CHAP. 65.—THE DISPOSITION OF THE HORSE; REMARKABLE FACTS CONCERNING CHARIOT HORSES.

These animals possess an intelligence which exceeds all description.[1] Those who have to use the javelin are well aware how the horse, by its exertions and the supple movements of its body, aids the rider in any difficulty he may have in throwing his weapon. They will even present to their master the weapons collected on the ground. The horses too, that are yoked to the chariots in the Circus, beyond a doubt, display remarkable proofs how sensible they are to encouragement and to glory. In the Secular games, which were celebrated in the Circus, under the Emperor Claudius, when the charioteer Corax, who belonged to the white party,[2] was thrown from his place at the starting-post, his horses took the lead and kept it, opposing the other chariots, overturning them, and doing every thing against the other competitors that could have been done, had they been guided by the most skilful charioteer; and while we quite blushed to behold the skill of man excelled by that of the horse, they arrived at the goal, after going over the whole of the prescribed course. Our ancestors considered it as a still more remarkable portent, that when a charioteer had been thrown from his place, in the plebeian games of the Circus,[3] the horses ran to the Capitol, just as if he had been standing in the car, and went three times round the temple there. But what is the greatest prodigy of all, is the fact that the horses of Ratumenna came from Veii to Rome, with the palm branch and chaplet, he himself having fallen from his chariot, after having gained the victory; from which circumstance the Ratumennian gate derived its name.[4]

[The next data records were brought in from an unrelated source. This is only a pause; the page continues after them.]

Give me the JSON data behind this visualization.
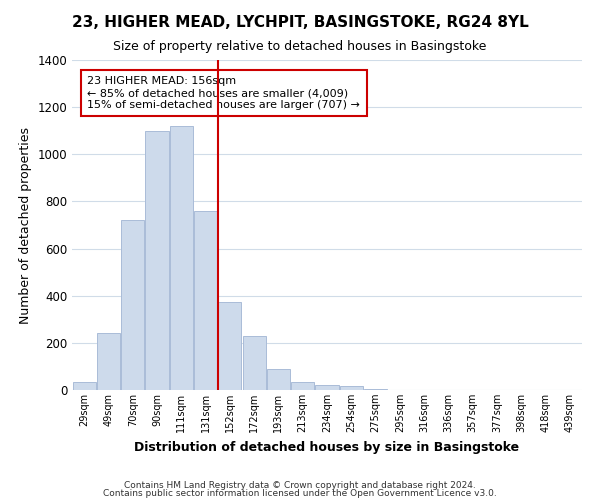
{
  "title": "23, HIGHER MEAD, LYCHPIT, BASINGSTOKE, RG24 8YL",
  "subtitle": "Size of property relative to detached houses in Basingstoke",
  "xlabel": "Distribution of detached houses by size in Basingstoke",
  "ylabel": "Number of detached properties",
  "bar_color": "#cddaeb",
  "bar_edge_color": "#aabcd8",
  "categories": [
    "29sqm",
    "49sqm",
    "70sqm",
    "90sqm",
    "111sqm",
    "131sqm",
    "152sqm",
    "172sqm",
    "193sqm",
    "213sqm",
    "234sqm",
    "254sqm",
    "275sqm",
    "295sqm",
    "316sqm",
    "336sqm",
    "357sqm",
    "377sqm",
    "398sqm",
    "418sqm",
    "439sqm"
  ],
  "values": [
    35,
    240,
    720,
    1100,
    1120,
    760,
    375,
    230,
    90,
    35,
    22,
    15,
    5,
    0,
    0,
    0,
    0,
    0,
    0,
    0,
    0
  ],
  "ylim": [
    0,
    1400
  ],
  "yticks": [
    0,
    200,
    400,
    600,
    800,
    1000,
    1200,
    1400
  ],
  "vline_color": "#cc0000",
  "annotation_title": "23 HIGHER MEAD: 156sqm",
  "annotation_line1": "← 85% of detached houses are smaller (4,009)",
  "annotation_line2": "15% of semi-detached houses are larger (707) →",
  "annotation_box_color": "#ffffff",
  "annotation_box_edge": "#cc0000",
  "footer1": "Contains HM Land Registry data © Crown copyright and database right 2024.",
  "footer2": "Contains public sector information licensed under the Open Government Licence v3.0.",
  "background_color": "#ffffff",
  "grid_color": "#d0dce8"
}
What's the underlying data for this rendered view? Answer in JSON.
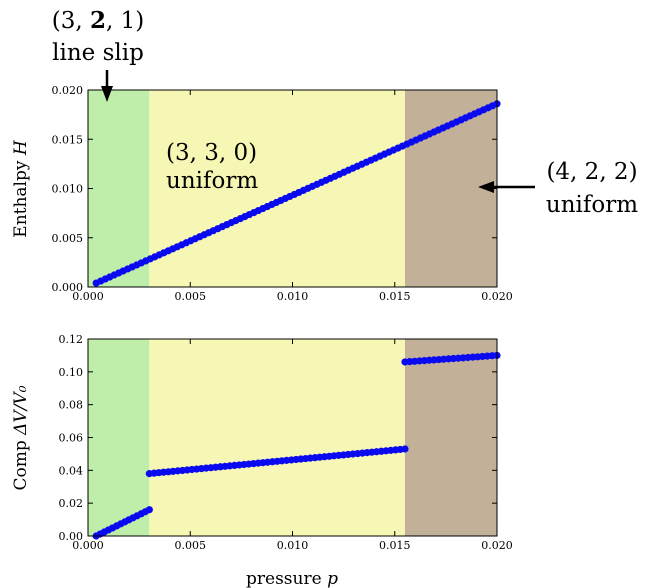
{
  "chart_data": [
    {
      "type": "scatter",
      "panel": "top",
      "ylabel": "Enthalpy",
      "ylabel_var": "H",
      "xlim": [
        0.0,
        0.02
      ],
      "ylim": [
        0.0,
        0.02
      ],
      "xticks": [
        "0.000",
        "0.005",
        "0.010",
        "0.015",
        "0.020"
      ],
      "yticks": [
        "0.000",
        "0.005",
        "0.010",
        "0.015",
        "0.020"
      ],
      "regions": [
        {
          "x0": 0.0,
          "x1": 0.003,
          "color": "#bfeeaa"
        },
        {
          "x0": 0.003,
          "x1": 0.0155,
          "color": "#f7f7b5"
        },
        {
          "x0": 0.0155,
          "x1": 0.02,
          "color": "#c2b198"
        }
      ],
      "series": [
        {
          "color": "#0a0af0",
          "segments": [
            {
              "x0": 0.0004,
              "y0": 0.0004,
              "x1": 0.02,
              "y1": 0.0186,
              "n": 90
            }
          ]
        }
      ],
      "annotations": [
        {
          "line1": "(3, 3, 0)",
          "line2": "uniform",
          "at_x": 0.0038,
          "at_y": 0.0153
        }
      ]
    },
    {
      "type": "scatter",
      "panel": "bottom",
      "ylabel": "Comp",
      "ylabel_var": "ΔV/V₀",
      "xlabel": "pressure",
      "xlabel_var": "p",
      "xlim": [
        0.0,
        0.02
      ],
      "ylim": [
        0.0,
        0.12
      ],
      "xticks": [
        "0.000",
        "0.005",
        "0.010",
        "0.015",
        "0.020"
      ],
      "yticks": [
        "0.00",
        "0.02",
        "0.04",
        "0.06",
        "0.08",
        "0.10",
        "0.12"
      ],
      "regions": [
        {
          "x0": 0.0,
          "x1": 0.003,
          "color": "#bfeeaa"
        },
        {
          "x0": 0.003,
          "x1": 0.0155,
          "color": "#f7f7b5"
        },
        {
          "x0": 0.0155,
          "x1": 0.02,
          "color": "#c2b198"
        }
      ],
      "series": [
        {
          "color": "#0a0af0",
          "segments": [
            {
              "x0": 0.0004,
              "y0": 0.0,
              "x1": 0.003,
              "y1": 0.016,
              "n": 14
            },
            {
              "x0": 0.003,
              "y0": 0.038,
              "x1": 0.0155,
              "y1": 0.053,
              "n": 55
            },
            {
              "x0": 0.0155,
              "y0": 0.106,
              "x1": 0.02,
              "y1": 0.11,
              "n": 20
            }
          ]
        }
      ]
    }
  ],
  "annotations": {
    "left_label": {
      "line1_pre": "(3, ",
      "line1_bold": "2",
      "line1_post": ", 1)",
      "line2": "line slip"
    },
    "right_label": {
      "line1": "(4, 2, 2)",
      "line2": "uniform"
    }
  }
}
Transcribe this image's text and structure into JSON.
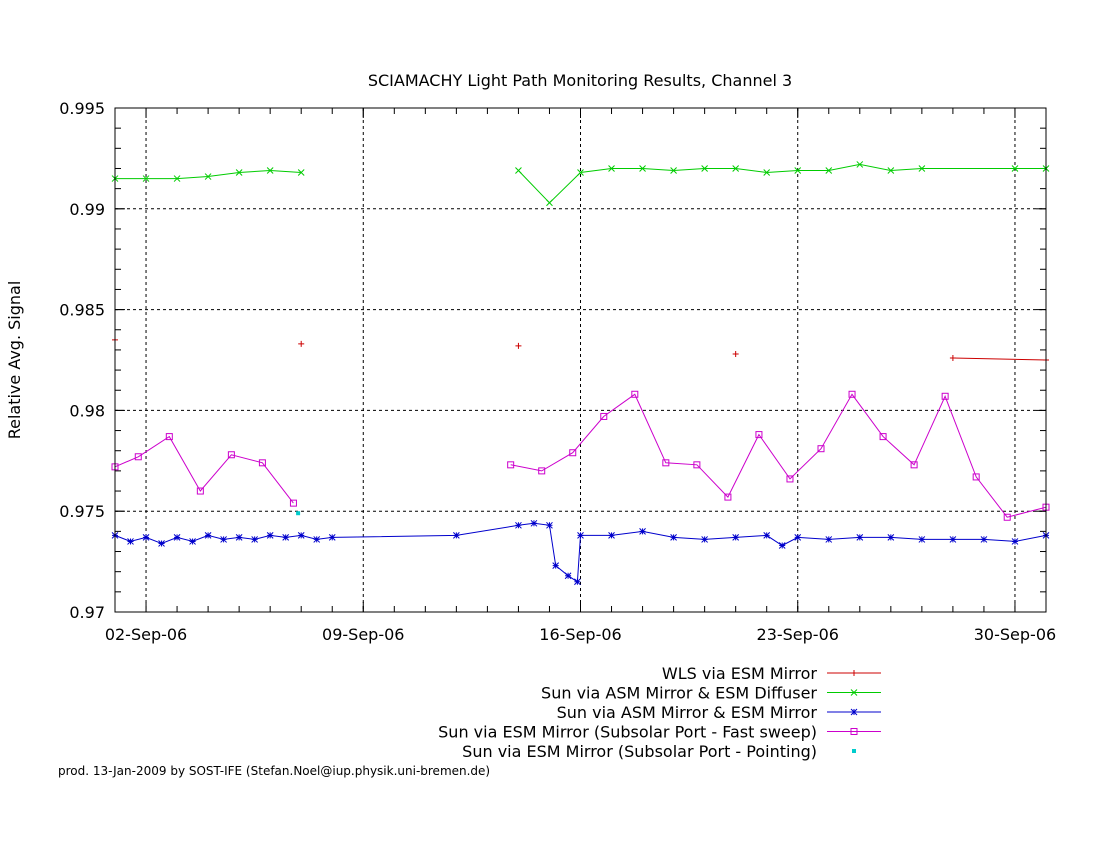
{
  "chart_data": {
    "type": "line",
    "title": "SCIAMACHY Light Path Monitoring Results, Channel 3",
    "xlabel": "",
    "ylabel": "Relative Avg. Signal",
    "xlim": [
      "2006-09-01",
      "2006-10-01"
    ],
    "ylim": [
      0.97,
      0.995
    ],
    "x_ticks": [
      "02-Sep-06",
      "09-Sep-06",
      "16-Sep-06",
      "23-Sep-06",
      "30-Sep-06"
    ],
    "y_ticks": [
      "0.97",
      "0.975",
      "0.98",
      "0.985",
      "0.99",
      "0.995"
    ],
    "grid": true,
    "legend_position": "bottom-right",
    "series": [
      {
        "name": "WLS via ESM Mirror",
        "color": "#cc0000",
        "marker": "plus",
        "x": [
          "2006-09-01",
          "2006-09-07",
          "2006-09-14",
          "2006-09-21",
          "2006-09-28",
          "2006-10-01"
        ],
        "y": [
          0.9835,
          0.9833,
          0.9832,
          0.9828,
          0.9826,
          0.9825
        ]
      },
      {
        "name": "Sun via ASM Mirror & ESM Diffuser",
        "color": "#00cc00",
        "marker": "x",
        "x": [
          "2006-09-01",
          "2006-09-02",
          "2006-09-03",
          "2006-09-04",
          "2006-09-05",
          "2006-09-06",
          "2006-09-07",
          "2006-09-14",
          "2006-09-15",
          "2006-09-16",
          "2006-09-17",
          "2006-09-18",
          "2006-09-19",
          "2006-09-20",
          "2006-09-21",
          "2006-09-22",
          "2006-09-23",
          "2006-09-24",
          "2006-09-25",
          "2006-09-26",
          "2006-09-27",
          "2006-09-30",
          "2006-10-01"
        ],
        "y": [
          0.9915,
          0.9915,
          0.9915,
          0.9916,
          0.9918,
          0.9919,
          0.9918,
          0.9919,
          0.9903,
          0.9918,
          0.992,
          0.992,
          0.9919,
          0.992,
          0.992,
          0.9918,
          0.9919,
          0.9919,
          0.9922,
          0.9919,
          0.992,
          0.992,
          0.992
        ]
      },
      {
        "name": "Sun via ASM Mirror & ESM Mirror",
        "color": "#0000cc",
        "marker": "star",
        "x": [
          "2006-09-01",
          "2006-09-01.5",
          "2006-09-02",
          "2006-09-02.5",
          "2006-09-03",
          "2006-09-03.5",
          "2006-09-04",
          "2006-09-04.5",
          "2006-09-05",
          "2006-09-05.5",
          "2006-09-06",
          "2006-09-06.5",
          "2006-09-07",
          "2006-09-07.5",
          "2006-09-08",
          "2006-09-12",
          "2006-09-14",
          "2006-09-14.5",
          "2006-09-15",
          "2006-09-15.2",
          "2006-09-15.6",
          "2006-09-15.9",
          "2006-09-16",
          "2006-09-17",
          "2006-09-18",
          "2006-09-19",
          "2006-09-20",
          "2006-09-21",
          "2006-09-22",
          "2006-09-22.5",
          "2006-09-23",
          "2006-09-24",
          "2006-09-25",
          "2006-09-26",
          "2006-09-27",
          "2006-09-28",
          "2006-09-29",
          "2006-09-30",
          "2006-10-01"
        ],
        "y": [
          0.9738,
          0.9735,
          0.9737,
          0.9734,
          0.9737,
          0.9735,
          0.9738,
          0.9736,
          0.9737,
          0.9736,
          0.9738,
          0.9737,
          0.9738,
          0.9736,
          0.9737,
          0.9738,
          0.9743,
          0.9744,
          0.9743,
          0.9723,
          0.9718,
          0.9715,
          0.9738,
          0.9738,
          0.974,
          0.9737,
          0.9736,
          0.9737,
          0.9738,
          0.9733,
          0.9737,
          0.9736,
          0.9737,
          0.9737,
          0.9736,
          0.9736,
          0.9736,
          0.9735,
          0.9738
        ]
      },
      {
        "name": "Sun via ESM Mirror (Subsolar Port - Fast sweep)",
        "color": "#cc00cc",
        "marker": "square",
        "x": [
          "2006-09-01",
          "2006-09-01.75",
          "2006-09-02.75",
          "2006-09-03.75",
          "2006-09-04.75",
          "2006-09-05.75",
          "2006-09-06.75",
          "2006-09-13.75",
          "2006-09-14.75",
          "2006-09-15.75",
          "2006-09-16.75",
          "2006-09-17.75",
          "2006-09-18.75",
          "2006-09-19.75",
          "2006-09-20.75",
          "2006-09-21.75",
          "2006-09-22.75",
          "2006-09-23.75",
          "2006-09-24.75",
          "2006-09-25.75",
          "2006-09-26.75",
          "2006-09-27.75",
          "2006-09-28.75",
          "2006-09-29.75",
          "2006-10-01"
        ],
        "y": [
          0.9772,
          0.9777,
          0.9787,
          0.976,
          0.9778,
          0.9774,
          0.9754,
          0.9773,
          0.977,
          0.9779,
          0.9797,
          0.9808,
          0.9774,
          0.9773,
          0.9757,
          0.9788,
          0.9766,
          0.9781,
          0.9808,
          0.9787,
          0.9773,
          0.9807,
          0.9767,
          0.9747,
          0.9752
        ]
      },
      {
        "name": "Sun via ESM Mirror (Subsolar Port - Pointing)",
        "color": "#00cccc",
        "marker": "dot",
        "x": [
          "2006-09-06.9"
        ],
        "y": [
          0.9749
        ]
      }
    ]
  },
  "footer": {
    "credit": "prod. 13-Jan-2009 by SOST-IFE (Stefan.Noel@iup.physik.uni-bremen.de)"
  }
}
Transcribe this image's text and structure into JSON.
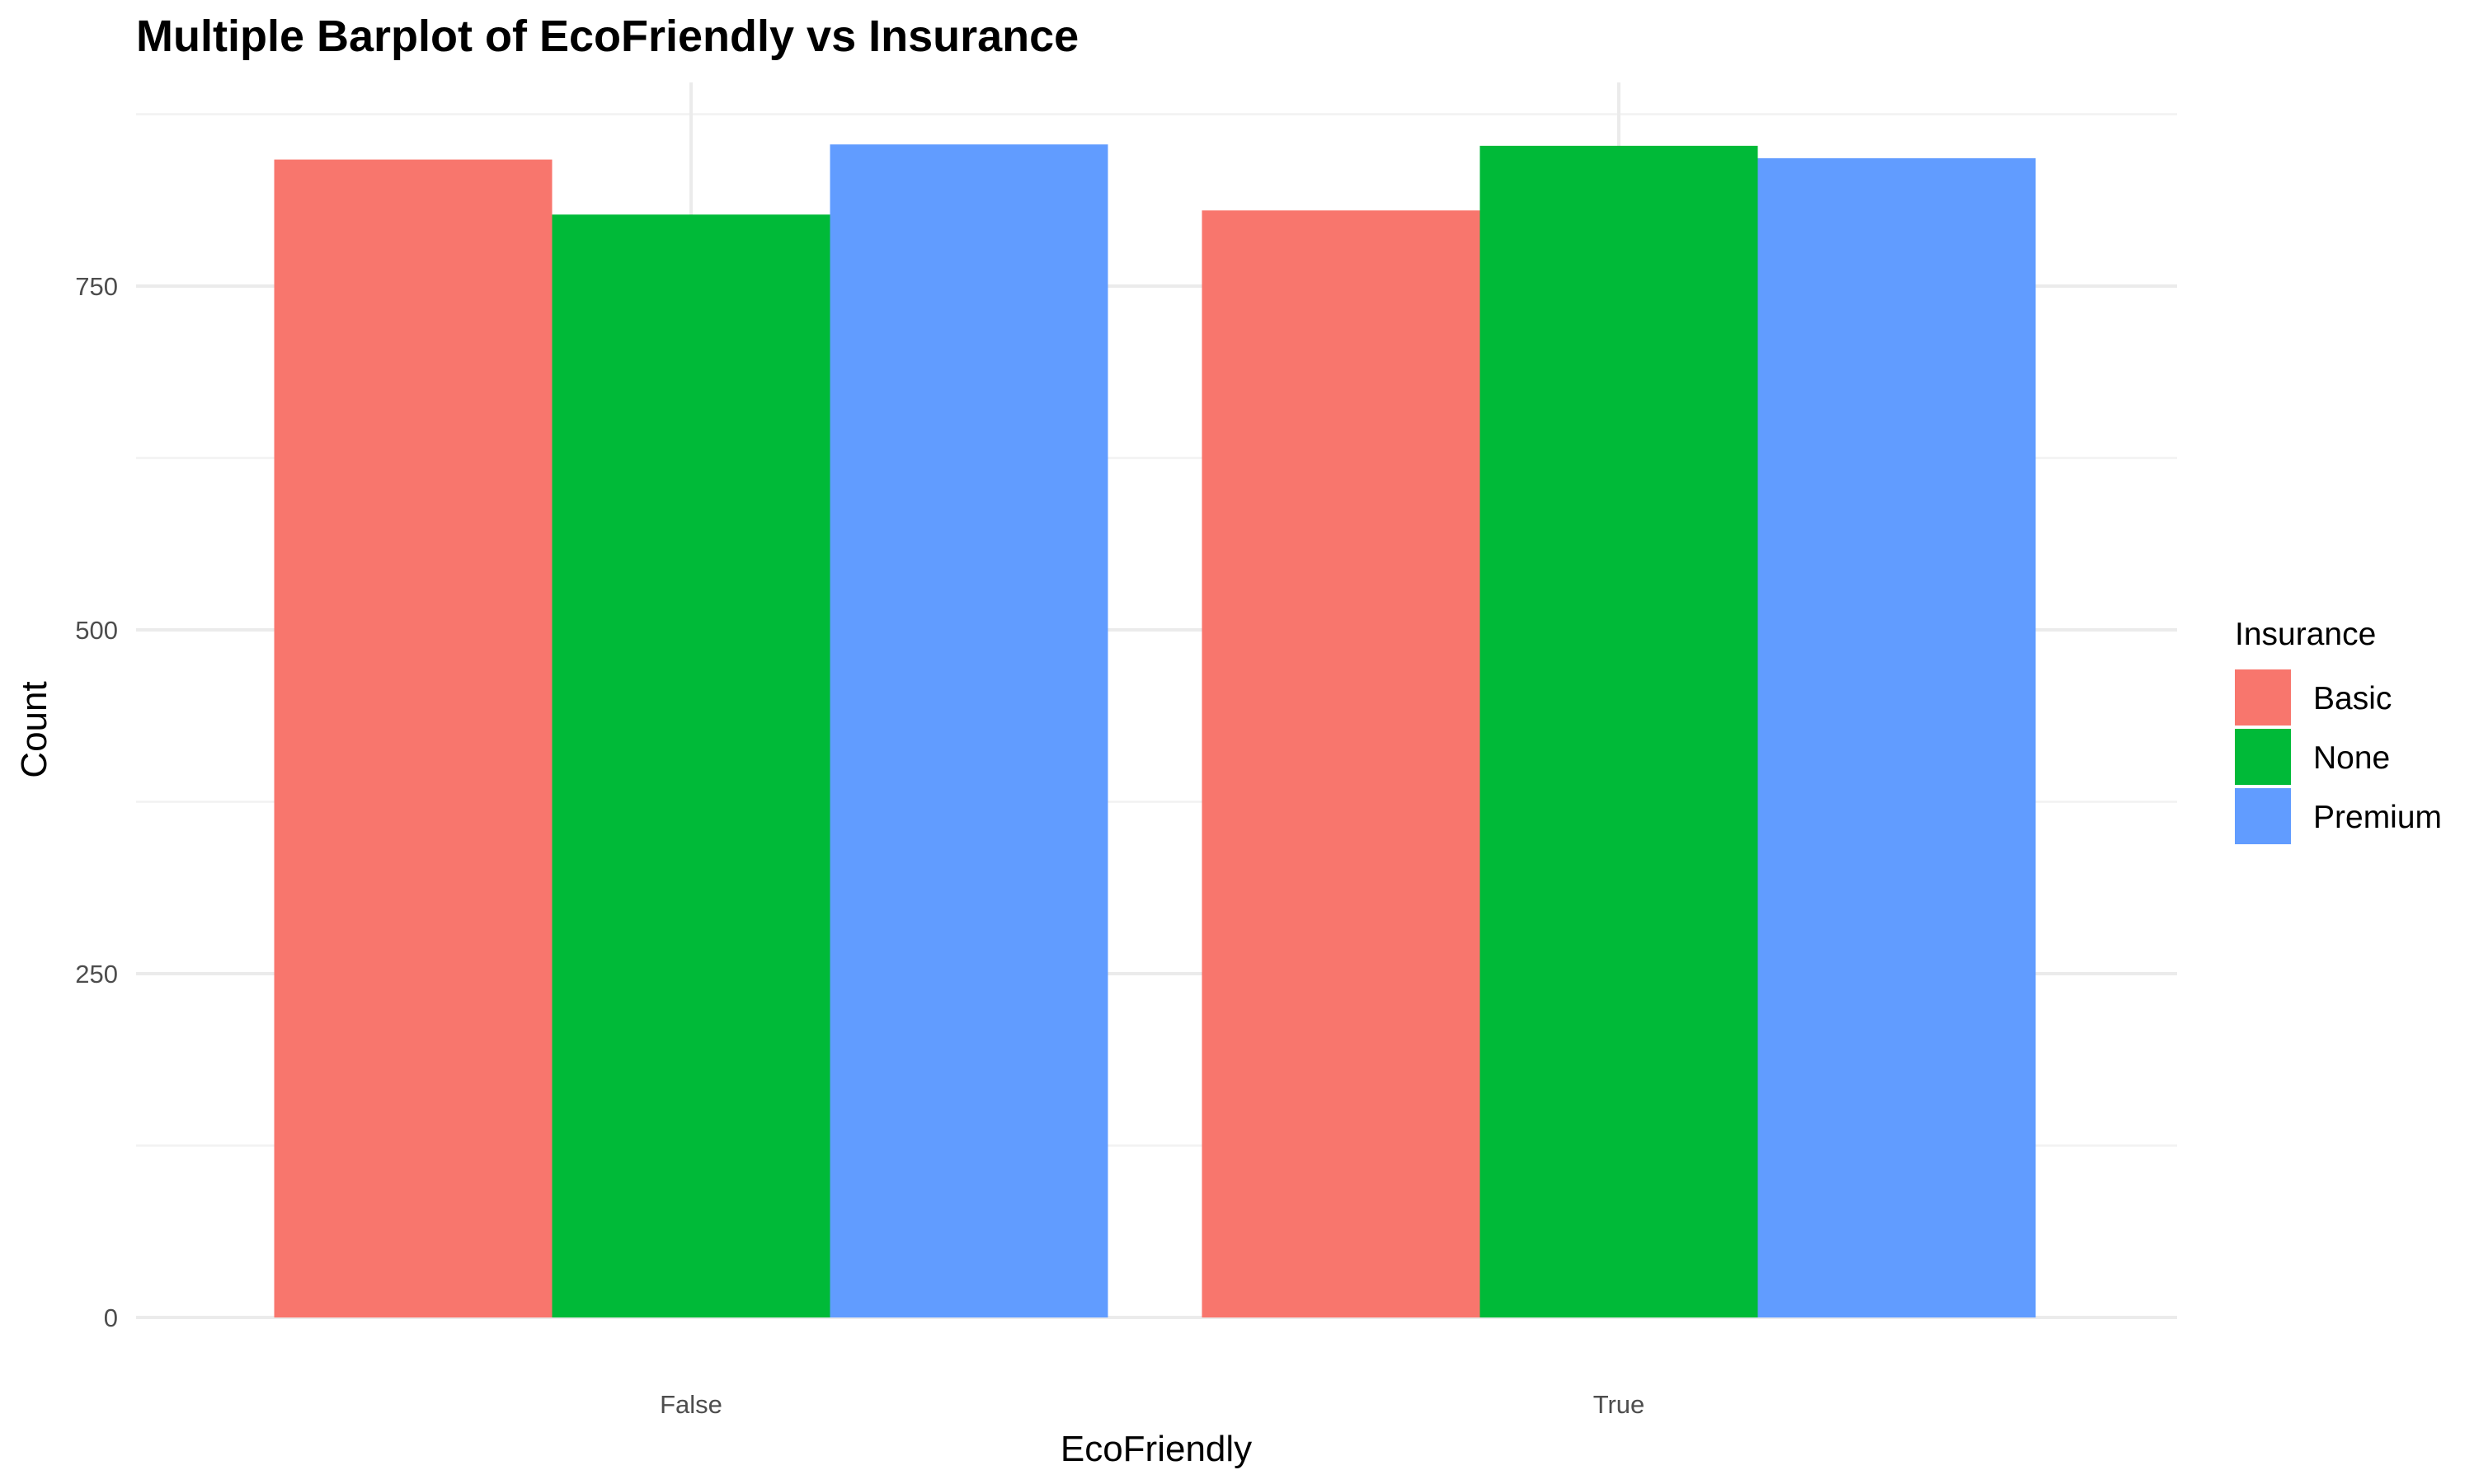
{
  "chart_data": {
    "type": "bar",
    "title": "Multiple Barplot of EcoFriendly vs Insurance",
    "xlabel": "EcoFriendly",
    "ylabel": "Count",
    "categories": [
      "False",
      "True"
    ],
    "series": [
      {
        "name": "Basic",
        "color": "#F8766D",
        "values": [
          842,
          805
        ]
      },
      {
        "name": "None",
        "color": "#00BA38",
        "values": [
          802,
          852
        ]
      },
      {
        "name": "Premium",
        "color": "#619CFF",
        "values": [
          853,
          843
        ]
      }
    ],
    "ylim": [
      0,
      880
    ],
    "yticks": [
      0,
      250,
      500,
      750
    ],
    "grid": true,
    "legend": {
      "title": "Insurance",
      "position": "right"
    }
  }
}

When the Sarmatæ are about to undertake a long journey, they prepare their horses for it, by making them fast the day before, during which they give them but little to drink; by these means they are enabled to travel on horseback, without stopping, for one hundred and fifty miles. Some horses are known to live fifty years; but the females are not so long-lived.[5] These last come to their full growth at the fifth year, the males a year later. The poet Virgil has very beautifully described the points which ought more especially to be looked for, as constituting the perfection of a horse;[6] I myself have also treated of the same subject, in my work[7] on the Use of the Javelin by Cavalry, and I find that pretty nearly all writers are agreed respecting them.[8] The points requisite for the Circus are somewhat different, however; and while horses are put in training for other purposes at only two years old, they are not admitted to the contests of the Circus before their fifth year.

1. Hardouin refers to the works of Busbequius, in which we meet with nearly the same account of the sagacity of the horse, as in Pliny; Lemaire, iii. 489.

2. As already mentioned in the Note to c. 54 of the last Book, there were four parties or factions of the charioteers who were named from the colour of their dress.

3. The games of the Circus were divided into the Patrician and the Plebeian;the first being conducted by generals, consuls, and the cuiule ædilcs, the latter by the ædles of the people.—B.

4. Related somewhat more at large by Plutarch, in his Life of Publicola. —B.

5. Many of these particulars are from Aristotle, Hist. Anim. B. vi. c. 22.—B.

6. Georgics, B. iii. 1. 72, et seq.—B.

7. See Introduction to vol. i. p. vii.

8. Varro, de Re Rust. B. ii. c. 7; and Columella, B. vi. c. 29, have treated on this subject at considerable length.—B.